Some limitations of our study should be considered. We did not have data on education or socioeconomic status to control for potential confounders in terms of the differences we saw in terms of race. Since the goal our study was to discover risk factors for multiple readmissions, time-based analyses could not be used. Therefore, we controlled for non-uniform follow-up interval by including follow-up time in the model. In order to minimize the differences in follow-up time, patients with less than 90 days of follow-up were excluded from the study. Excluding these patients could potentially lead to bias, therefore, we also analyzed the data by including the group with shorter follow-up times and the predictive factors remained the same and just 3 additional patients were included in the hyper-admission group. The choice of 5 admissions for the cut-off was based on the both on the mean number of admissions per person year as well as the fact that this group accounted for half of the total admissions in the study group. These results are of particular interest because we show that targeting this small group of patients and optimizing their transplant status could potentially decrease the risk of half of all admissions.
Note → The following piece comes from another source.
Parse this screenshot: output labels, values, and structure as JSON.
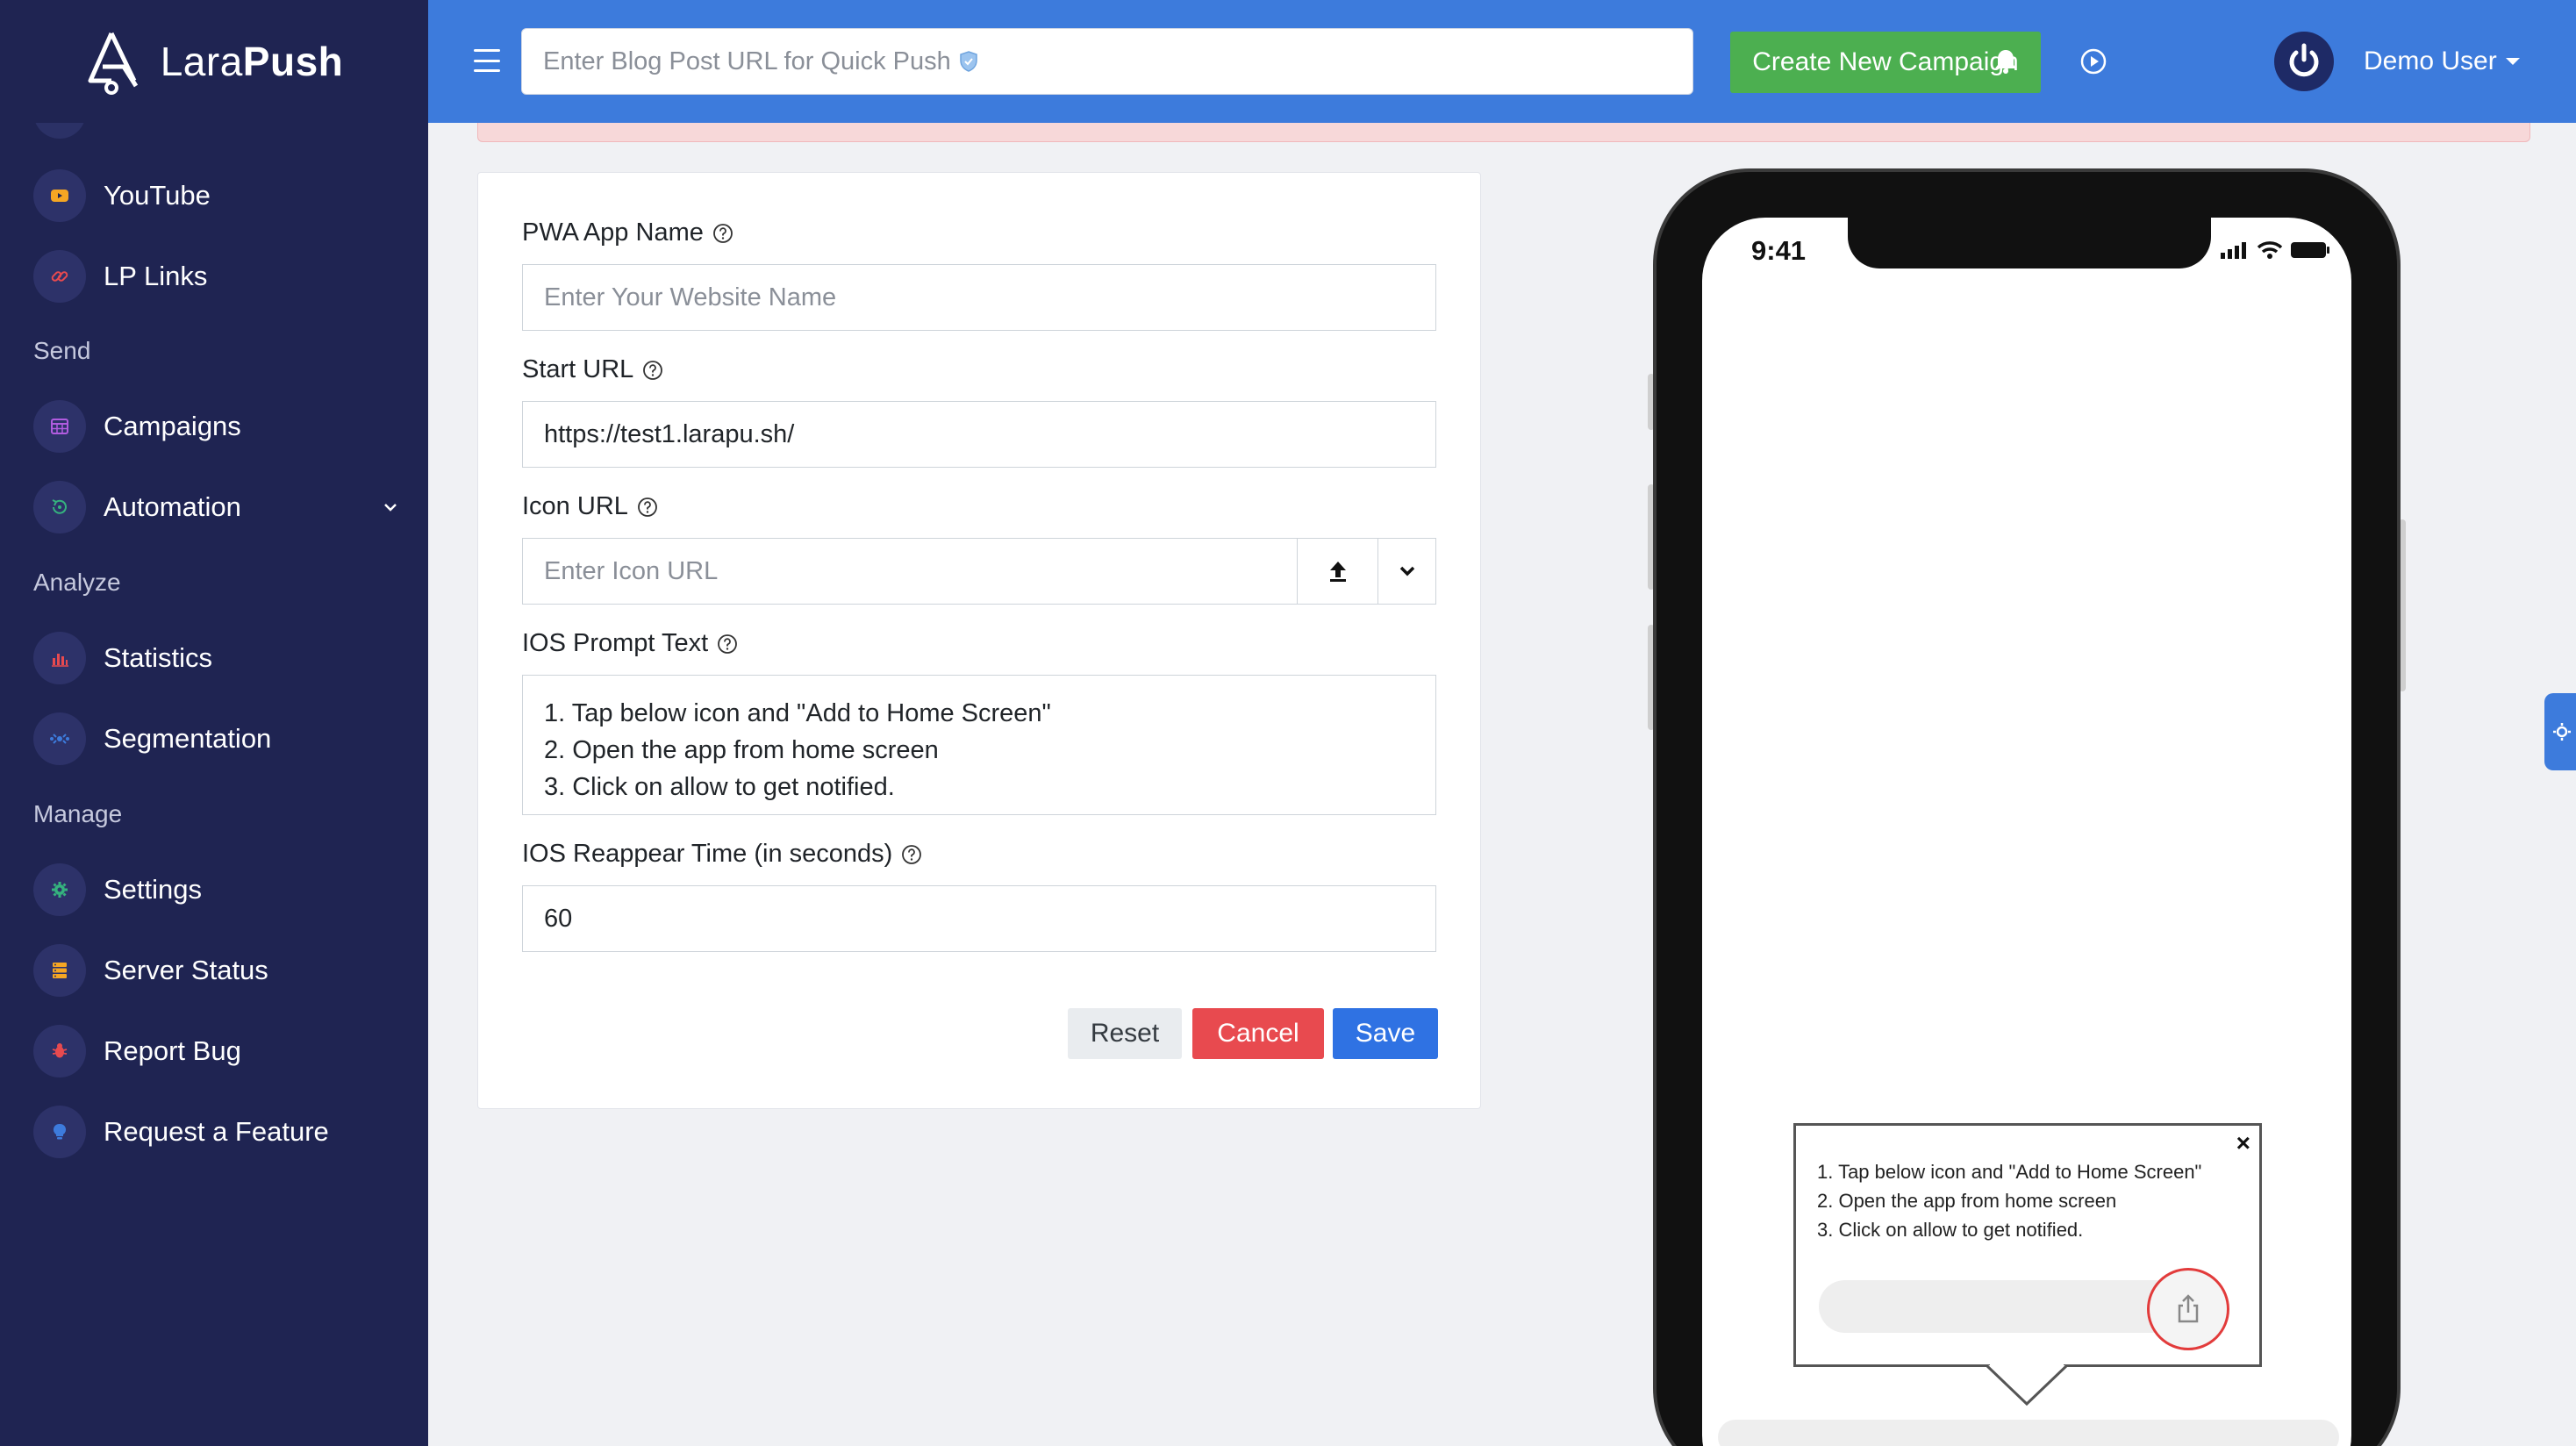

In summary, a relatively small number of patients with end-stage liver disease account for a disproportionately large number of hospital admissions. Diabetes, race, and MELD score were predictive of high risk of admissions. In this group of patients at the highest risk of admissions significant barriers to transplant exist. Interventions designed to address these factors, including low MELD score despite having decompensated cirrhosis and addiction issues could potentially increase access to transplantation and decrease frequency of hospitalizations.
The authors have no support or funding to report.